Once cooked, you can store lentils (and other lentil-like legumes) in the fridge for up to a week, or in an airtight container in the freezer for three months. You'll want to drain the firmer lentils, but don't bother trying to do that with the mushier varietals—it'll be impossible to separate them from the cooking liquid once they've broken down.
Dal in Every Color
One of the easiest and most delicious things to do with lentils and other "mushy category" split hulled pulses is make dal, an endlessly adaptable Indian dish. You can make dal with any lentil you have on hand. Red lentils or yellow-colored split hulled pulses are great for dal, since they break down into a nice stewed consistency. The easiest thing to do is simmer the lentils or pulses separately until cooked into a not-too-thick mush with three cups of water to one cup of lentils and a dash of turmeric, and, in a separate small skillet, heat up some fat, like oil, ghee, or butter. When the fat is hot, use it to briefly saute whole spices, like coriander, cumin, and fennel seeds until they’re very fragrant, then add any minced ginger, garlic, and chopped onion you'd like to add and stir for a minute or two before pouring the hot oil into the pot of cooked dal and seasoning to taste.

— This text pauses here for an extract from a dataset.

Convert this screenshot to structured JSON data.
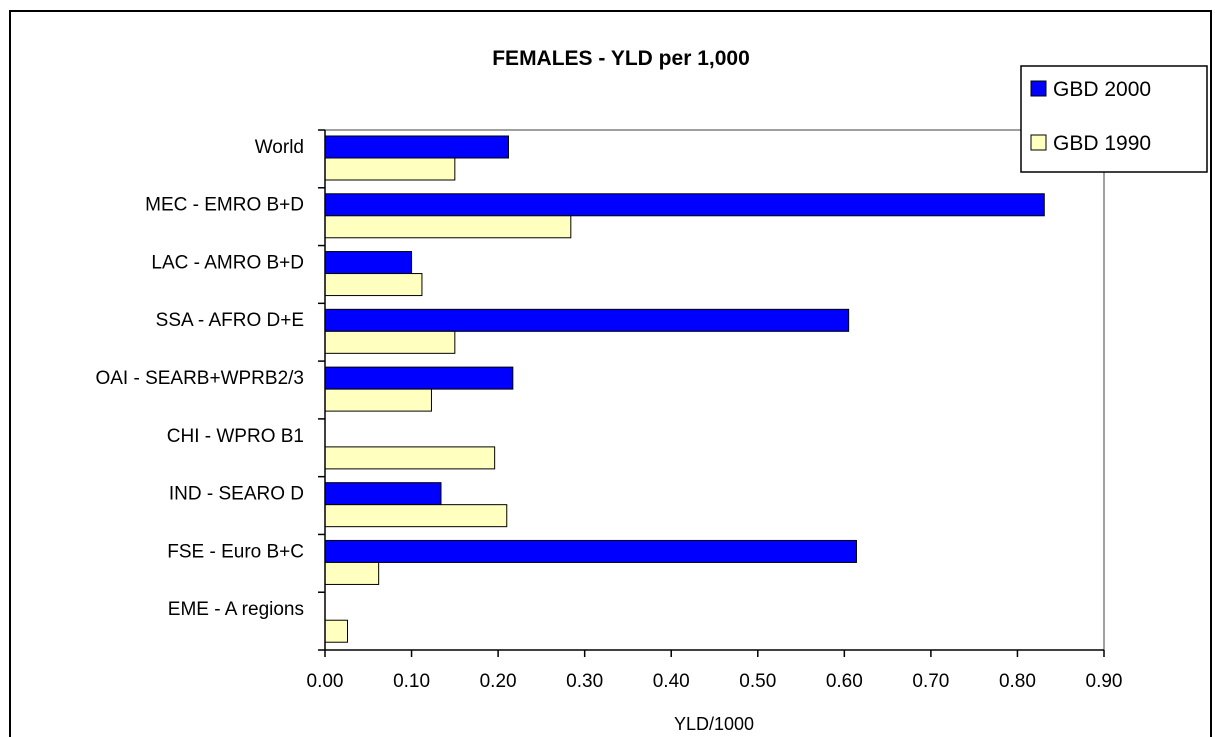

This tempering technique goes under many different names and is used widely in the cuisines of India, Sri Lanka, Pakistan, Bangladesh, and Nepal, under a variety of names, and it’s a brilliant one—the heated fat enlivens the spices and aromatics, and adds a nice bit of richness to the lentils. I’ve even used it with less traditional seasonings, like oregano and rosemary, and it’s also worked wonderfully. Use what you have and serve the dal with rice or a nice bit of flatbread.

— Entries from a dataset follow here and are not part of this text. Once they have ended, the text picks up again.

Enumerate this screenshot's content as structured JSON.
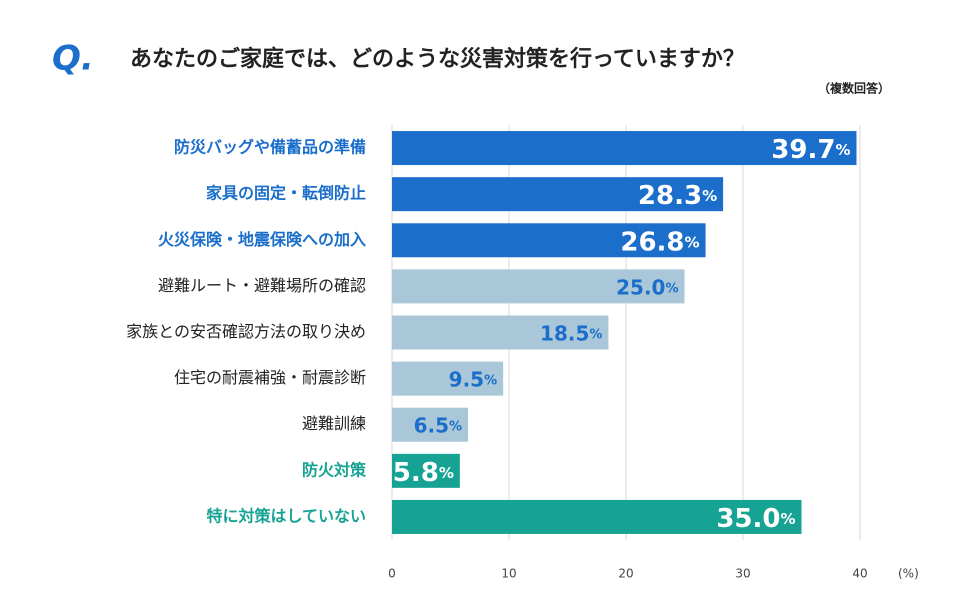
{
  "chart_data": {
    "type": "bar",
    "orientation": "horizontal",
    "question_label": "Q.",
    "title": "あなたのご家庭では、どのような災害対策を行っていますか？",
    "subtitle": "（複数回答）",
    "x_unit": "(%)",
    "categories": [
      "防災バッグや備蓄品の準備",
      "家具の固定・転倒防止",
      "火災保険・地震保険への加入",
      "避難ルート・避難場所の確認",
      "家族との安否確認方法の取り決め",
      "住宅の耐震補強・耐震診断",
      "避難訓練",
      "防火対策",
      "特に対策はしていない"
    ],
    "values": [
      39.7,
      28.3,
      26.8,
      25.0,
      18.5,
      9.5,
      6.5,
      5.8,
      35.0
    ],
    "value_labels": [
      "39.7%",
      "28.3%",
      "26.8%",
      "25.0%",
      "18.5%",
      "9.5%",
      "6.5%",
      "5.8%",
      "35.0%"
    ],
    "colors": [
      "#1b6fcb",
      "#1b6fcb",
      "#1b6fcb",
      "#a9c7d8",
      "#a9c7d8",
      "#a9c7d8",
      "#a9c7d8",
      "#17a393",
      "#17a393"
    ],
    "category_colors": [
      "#1b6fcb",
      "#1b6fcb",
      "#1b6fcb",
      "#222222",
      "#222222",
      "#222222",
      "#222222",
      "#17a393",
      "#17a393"
    ],
    "value_label_colors": [
      "#ffffff",
      "#ffffff",
      "#ffffff",
      "#1b6fcb",
      "#1b6fcb",
      "#1b6fcb",
      "#1b6fcb",
      "#ffffff",
      "#ffffff"
    ],
    "xlim": [
      0,
      40
    ],
    "xticks": [
      0,
      10,
      20,
      30,
      40
    ],
    "grid": true
  }
}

Lentils are fabulous in soup of all kinds—they add heft and toothsomeness to whatever bowl you’ve got going. Lentil soups are also great for cooking in big batches and freeze really well, a bonus if you’re conserving your cooking strength for big bursts. If you’re not sure where to start, try this lentil and chickpea soup that uses mostly pantry staples, and sub in whatever you have. Another great mostly pantry option is this lentil and linguine soup, which cooks the noodles in the same pot as the lentils for a lovely, starch-rich broth.
The firmer lentils, like French green or black lentils, are nice to add to grain bowls and salads once cooked and cooled. Try these lentils with red wine and herbs, or this lentil salad with pecans, spinach, and cheddar. If you have a few root vegetables hanging out in your fridge, those are also great with lentils, like in this lentil salad with roast beets and carrots. Lentils are particularly nice with cheese, as in this goat cheese, potato, and lentil salad, too.

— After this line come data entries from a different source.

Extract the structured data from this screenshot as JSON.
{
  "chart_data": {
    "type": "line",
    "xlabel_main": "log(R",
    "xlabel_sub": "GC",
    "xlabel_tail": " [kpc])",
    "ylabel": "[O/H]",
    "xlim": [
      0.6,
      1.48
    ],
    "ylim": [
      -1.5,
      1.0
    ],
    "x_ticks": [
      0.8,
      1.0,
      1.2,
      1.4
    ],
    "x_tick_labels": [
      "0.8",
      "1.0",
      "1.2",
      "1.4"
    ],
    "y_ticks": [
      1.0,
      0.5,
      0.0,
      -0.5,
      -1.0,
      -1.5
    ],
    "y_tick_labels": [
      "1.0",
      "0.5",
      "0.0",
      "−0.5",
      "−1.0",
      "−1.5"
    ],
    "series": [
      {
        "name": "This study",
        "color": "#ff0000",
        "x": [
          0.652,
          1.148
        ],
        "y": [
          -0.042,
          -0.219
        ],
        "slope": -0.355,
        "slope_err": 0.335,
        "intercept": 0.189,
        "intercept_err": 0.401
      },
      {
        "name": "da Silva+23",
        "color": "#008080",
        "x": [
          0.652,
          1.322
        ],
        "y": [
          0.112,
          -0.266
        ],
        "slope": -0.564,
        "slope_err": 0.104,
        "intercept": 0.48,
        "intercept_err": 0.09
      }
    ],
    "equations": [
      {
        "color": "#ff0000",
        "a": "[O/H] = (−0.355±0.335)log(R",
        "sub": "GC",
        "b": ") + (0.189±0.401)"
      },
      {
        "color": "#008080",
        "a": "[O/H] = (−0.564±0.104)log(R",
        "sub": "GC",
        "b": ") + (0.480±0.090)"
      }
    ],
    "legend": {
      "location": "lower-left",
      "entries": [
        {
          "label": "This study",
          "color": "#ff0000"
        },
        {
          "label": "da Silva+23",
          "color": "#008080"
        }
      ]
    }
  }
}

If you have lentils, spices, rice, and some kind of onion, you have the makings of mujadara, a delicious Middle Eastern dish. The formula is basically lentils and rice, cooked down and topped with caramelized onions. You can garnish it with herbs, if you have them, or lemon juice and a dollop of yogurt. Trade in farro, bulgur, quinoa, or any other grain for the rice. If you have split mung beans instead of lentils, you can also make kitchari, a delicious, stewed mixture of basmati rice and yellow split mung beans.
Now, more than ever, is the time to experiment. Add lentils to a quesadilla, or plop them in a chili. Why not? The worst that’ll happen is a little extra fiber.